Net Debt is defined as face value of term debt plus current liabilities (adjusted for risk management contracts) less current assets (adjusted for risk management contracts and capital-carry receivable).
Adjusted EBITDA is defined as Net income (loss) and comprehensive income (loss) before financing and interest expense, depreciation, depletion, impairment and taxation (recovery) expense adjusted for unrealized foreign exchange gain (loss), unrealized gain (loss) on risk management contracts, gain (loss) on revaluation of provisions and other, gain (loss) on sale of assets and stock-based compensation.
Liquidity is defined as cash and cash equivalents plus available credit capacity.
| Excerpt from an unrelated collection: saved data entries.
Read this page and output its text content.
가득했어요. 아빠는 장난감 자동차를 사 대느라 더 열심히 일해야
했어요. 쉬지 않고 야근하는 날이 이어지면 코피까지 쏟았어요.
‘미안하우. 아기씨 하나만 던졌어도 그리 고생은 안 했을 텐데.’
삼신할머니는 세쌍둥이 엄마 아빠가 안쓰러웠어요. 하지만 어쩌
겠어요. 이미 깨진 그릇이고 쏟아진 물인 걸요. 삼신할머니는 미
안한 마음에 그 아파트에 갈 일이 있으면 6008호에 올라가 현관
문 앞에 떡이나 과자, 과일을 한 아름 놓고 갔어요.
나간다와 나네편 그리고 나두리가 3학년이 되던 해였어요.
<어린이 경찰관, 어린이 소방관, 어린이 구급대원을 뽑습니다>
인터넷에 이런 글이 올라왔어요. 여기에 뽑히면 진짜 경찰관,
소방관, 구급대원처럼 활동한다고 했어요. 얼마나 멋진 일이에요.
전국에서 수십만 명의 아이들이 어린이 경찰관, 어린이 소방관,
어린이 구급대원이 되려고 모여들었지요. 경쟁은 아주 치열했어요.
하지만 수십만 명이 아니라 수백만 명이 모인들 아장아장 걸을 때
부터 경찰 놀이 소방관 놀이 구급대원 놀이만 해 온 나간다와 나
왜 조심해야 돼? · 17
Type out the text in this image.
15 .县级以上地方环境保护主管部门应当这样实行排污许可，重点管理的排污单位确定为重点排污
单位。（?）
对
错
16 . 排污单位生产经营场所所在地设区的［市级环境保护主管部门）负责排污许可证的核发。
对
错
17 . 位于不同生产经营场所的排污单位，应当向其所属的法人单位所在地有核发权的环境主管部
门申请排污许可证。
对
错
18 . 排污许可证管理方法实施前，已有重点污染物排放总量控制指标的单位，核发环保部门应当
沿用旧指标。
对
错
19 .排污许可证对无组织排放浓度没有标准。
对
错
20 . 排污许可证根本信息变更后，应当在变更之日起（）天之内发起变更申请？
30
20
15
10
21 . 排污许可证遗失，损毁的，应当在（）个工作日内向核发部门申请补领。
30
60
Liquids is defined as bitumen, light crude oil, medium crude oil and natural gas liquids.
Production volumes details
|Total Greater Placid||boe/d||5,347||6,522||4,675||3,988||5,138||4,571||5,096||6,081||7,004||5,680|
|Total Greater Kaybob||boe/d||4,047||5,308||4,791||4,254||4,600||4,071||4,927||4,129||4,708||4,458|
|Oil and condensate NGLs||bbl/d||4,686||6,297||5,142||4,188||5,081||3,793||4,719||4,336||5,191||4,507|
|Total Light Oil division||boe/d||9,394||11,830||9,466||8,242||9,738||8,642||10,023||10,210||11,712||10,138|
|Total Thermal Oil division bitumen||bbl/d||24,839||20,231||17,601||28,315||22,745||27,761||25,234||23,748||27,494||26,058|
|Total Company production||boe/d||34,233||32,061||27,067||36,557||32,483||36,403||35,257||33,958||39,206||36,196|
(1) Comprised of 97% or greater of shale gas, with the remaining being conventional natural gas.
(2) Comprised of 98% or greater of tight oil, with the remaining being light and medium crude oil.
This News Release also makes reference to Athabasca’s forecasted total average daily production of 31,000 – 33,000 boe/d for 2021. Athabasca expects that approximately 77% of that production will be comprised of bitumen, 10% shale gas, 7% tight oil, 4% condensate natural gas liquids and 2% other natural gas liquids.
Additionally, this News Release makes reference to Athabasca’s well results in Two Creeks and Kaybob East that have seen average productivity of ~725 boe /d IP180s (85% Liquids), which is comprised of ~80% tight oil, ~15% shale gas and ~5% NGLs.